The MinIO console endpoint is: https://pangeo-eosc-minio.vm.fedcloud.eu/. You can authenticate to the MinIO Object Storage in the same way you login to DaskHub. As shown on the Figure below, make sure you "Select Other Authentication Method" and "Login with SSO (checkin)" to access the MinIO console. Then use your ORCID iD to login.
You can create, access and manage your buckets from the minIO console (or use minIO Python package). The figure below shows the GUI (with several tabs on the left; the bucket tab is selected on the figure): initially, you won't have any buckets so please feel free to create public/privates buckets. As an individual user, make sure to let your bucket-name start with the prefix os.environ['JUPYTERHUB_USER']+'-'
as shown in DaskHub, otherwise the bucket will not be created. The value of os.environ['JUPYTERHUB_USER']

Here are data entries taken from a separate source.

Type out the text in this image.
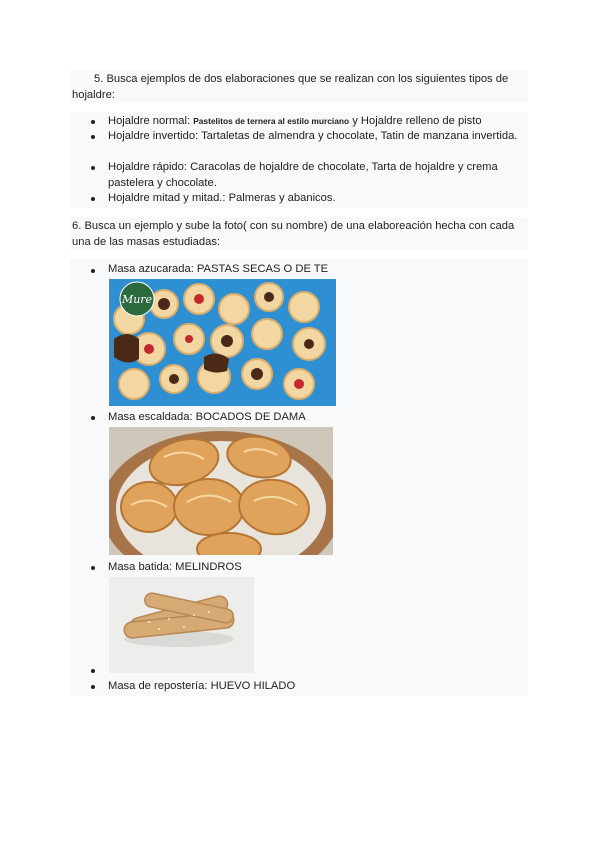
5. Busca ejemplos de dos elaboraciones que se realizan con los siguientes tipos de hojaldre:
Hojaldre normal: Pastelitos de ternera al estilo murciano y Hojaldre relleno de pisto
Hojaldre invertido: Tartaletas de almendra y chocolate, Tatin de manzana invertida.
Hojaldre rápido: Caracolas de hojaldre de chocolate, Tarta de hojaldre y crema pastelera y chocolate.
Hojaldre mitad y mitad.: Palmeras y abanicos.
6. Busca un ejemplo y sube la foto( con su nombre) de una elaboreación hecha con cada una de las masas estudiadas:
Masa azucarada: PASTAS SECAS O DE TE
Mure
Masa escaldada: BOCADOS DE DAMA
Masa batida: MELINDROS
Masa de repostería: HUEVO HILADO
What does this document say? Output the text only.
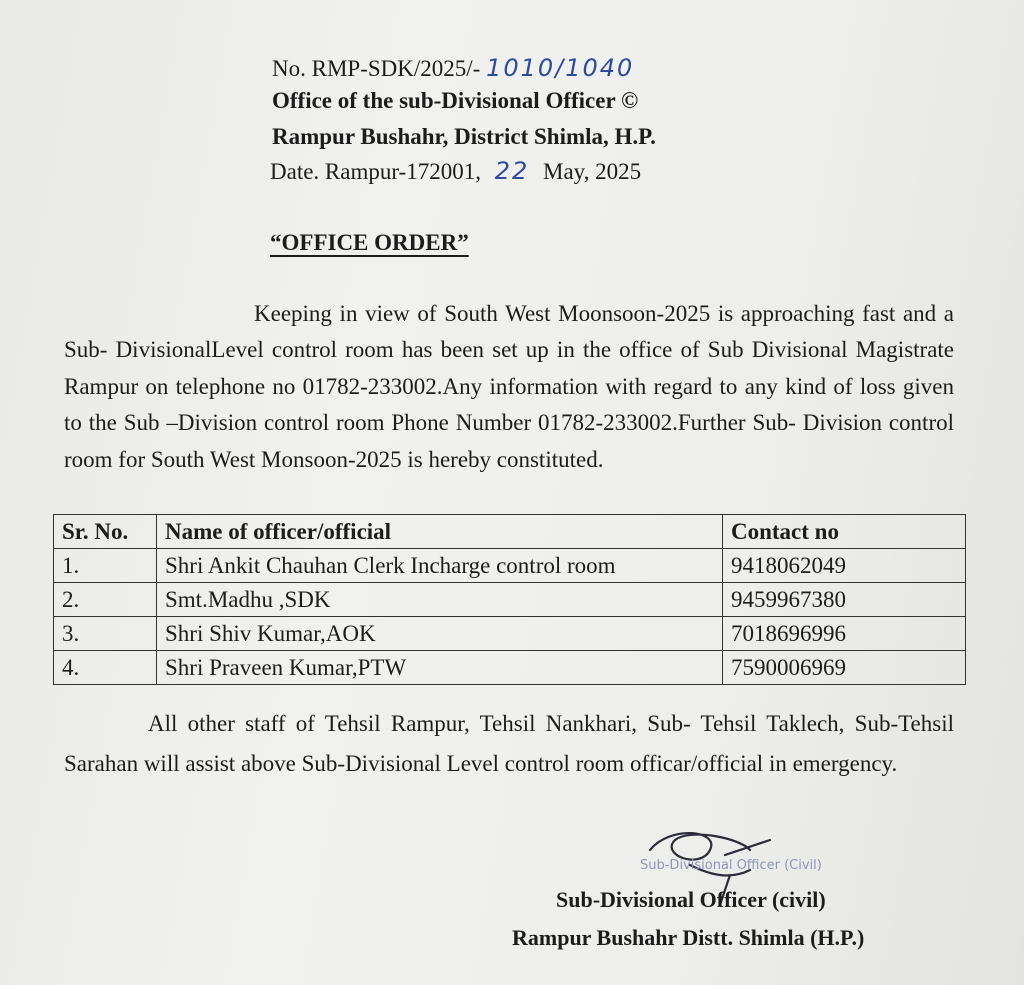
No. RMP-SDK/2025/- 1010/1040
Office of the sub-Divisional Officer ©
Rampur Bushahr, District Shimla, H.P.
Date. Rampur-172001, 22 May, 2025
“OFFICE ORDER”
Keeping in view of South West Moonsoon-2025 is approaching fast and a Sub- DivisionalLevel control room has been set up in the office of Sub Divisional Magistrate Rampur on telephone no 01782-233002.Any information with regard to any kind of loss given to the Sub –Division control room Phone Number 01782-233002.Further Sub- Division control room for South West Monsoon-2025 is hereby constituted.
Sr. No.	Name of officer/official	Contact no
1.	Shri Ankit Chauhan Clerk Incharge control room	9418062049
2.	Smt.Madhu ,SDK	9459967380
3.	Shri Shiv Kumar,AOK	7018696996
4.	Shri Praveen Kumar,PTW	7590006969
All other staff of Tehsil Rampur, Tehsil Nankhari, Sub- Tehsil Taklech, Sub-Tehsil Sarahan will assist above Sub-Divisional Level control room officar/official in emergency.
Sub-Divisional Officer (Civil)
Sub-Divisional Officer (civil)
Rampur Bushahr Distt. Shimla (H.P.)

shows up in the top-right corner, next to the Logout
button when you first log into https://pangeo-eosc.vm.fedcloud.eu/.
In addition to the MinIO console, the API end point is https://pangeo-eosc-minioapi.vm.fedcloud.eu/
for those who prefer to interact with MinIO via the API. Please check out this example to get started.

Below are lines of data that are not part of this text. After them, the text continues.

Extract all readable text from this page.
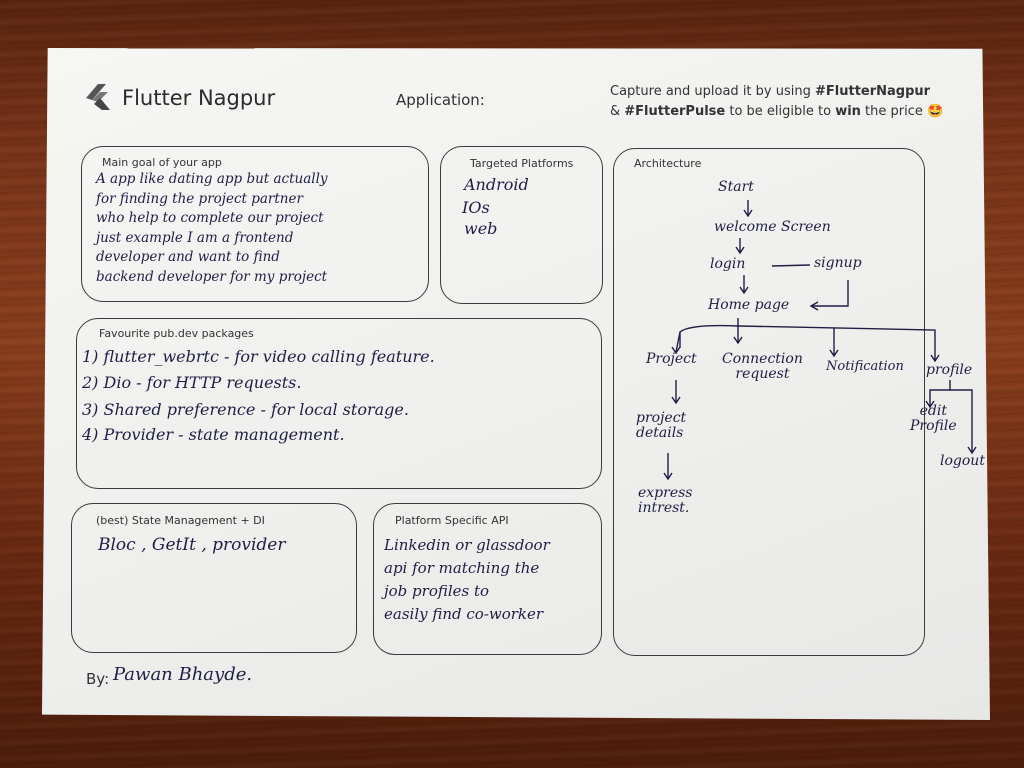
Flutter Nagpur	Application:	Capture and upload it by using #FlutterNagpur
& #FlutterPulse to be eligible to win the price 🤩
Main goal of your app
A app like dating app but actually
for finding the project partner
who help to complete our project
just example I am a frontend
developer and want to find
backend developer for my project
Targeted Platforms
Android
IOs
web
Favourite pub.dev packages
1) flutter_webrtc - for video calling feature.
2) Dio - for HTTP requests.
3) Shared preference - for local storage.
4) Provider - state management.
(best) State Management + DI
Bloc , GetIt , provider
Platform Specific API
Linkedin or glassdoor
api for matching the
job profiles to
easily find co-worker
Architecture
Start
welcome Screen
login	signup
Home page
Project Connection
request	Notification profile
project
details
express
intrest.
edit
Profile
logout
By: Pawan Bhayde.
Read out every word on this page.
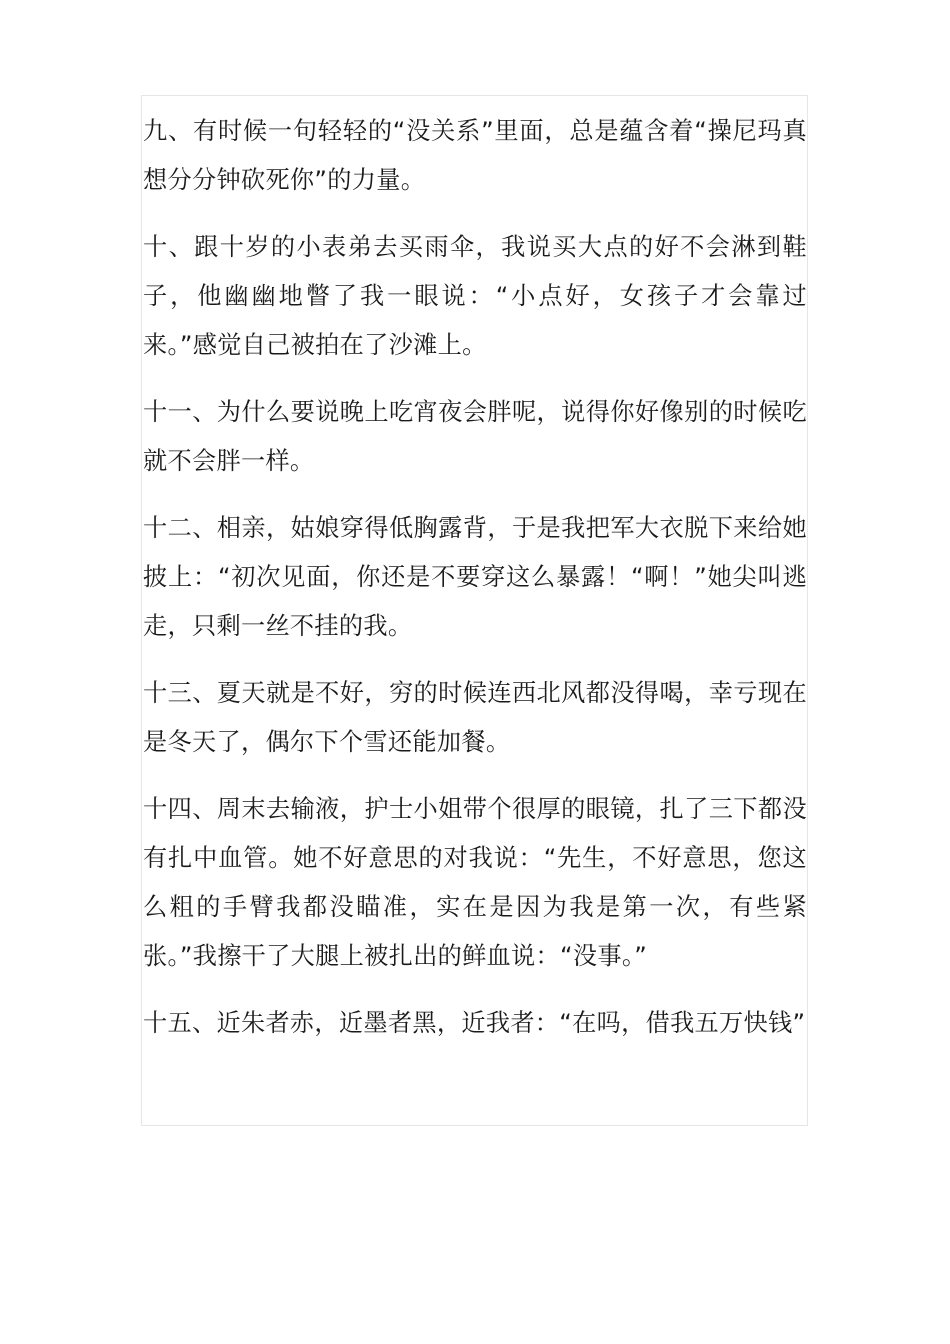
九、有时候一句轻轻的“没关系”里面，总是蕴含着“操尼玛真想分分钟砍死你”的力量。

十、跟十岁的小表弟去买雨伞，我说买大点的好不会淋到鞋子，他幽幽地瞥了我一眼说：“小点好，女孩子才会靠过来。”感觉自己被拍在了沙滩上。

十一、为什么要说晚上吃宵夜会胖呢，说得你好像别的时候吃就不会胖一样。

十二、相亲，姑娘穿得低胸露背，于是我把军大衣脱下来给她披上：“初次见面，你还是不要穿这么暴露！“啊！”她尖叫逃走，只剩一丝不挂的我。

十三、夏天就是不好，穷的时候连西北风都没得喝，幸亏现在是冬天了，偶尔下个雪还能加餐。

十四、周末去输液，护士小姐带个很厚的眼镜，扎了三下都没有扎中血管。她不好意思的对我说：“先生，不好意思，您这么粗的手臂我都没瞄准，实在是因为我是第一次，有些紧张。”我擦干了大腿上被扎出的鲜血说：“没事。”

十五、近朱者赤，近墨者黑，近我者：“在吗，借我五万快钱”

If you need support, please open an issue.
Check out the open grafana dashboard. It is particularly useful to check that there are GPUs available before requesting an environment with GPU.
Join the Pangeo community in Europe in a weekly call every Tuesday at 9.30am CET/CEST at: https://meet.jit.si/pangeo-europe
Attend the meeting not only to get to know each other but also to ask questions about how to use the Pangeo ecosystem.
Please use the text below to cite/acknowledge Pangeo-EOSC services:
Pangeo-EOSC has benefited from services and resources provided by the EGI-ACE project (funded by the European Union’s Horizon 2020 research and innovation programme under Grant Agreement no. 101017567), and the C-SCALE project (funded by the European Union's Horizon 2020 research and innovation programme under grant agreement no. 101017529), with the dedicated support of CESNET. Computational resources were provided by the e-INFRA CZ project (ID:90254), supported by the Ministry of Education, Youth and Sports of the Czech Republic.
The European Open Science Cloud (EOSC) aims at becoming the main environment for hosting and processing research data to support European Science.
Pangeo is a worldwide community for Big Data geoscience promoting open, reproducible, and scalable science.
Pangeo Europe aims at highlighting European contributions to the Pangeo Community and at providing a reference deployment for Pangeo on EOSC. The Pangeo deployment on EOSC has been made possible thanks to CESNET in the context of the the EGI-ACE project and the C-SCALE project.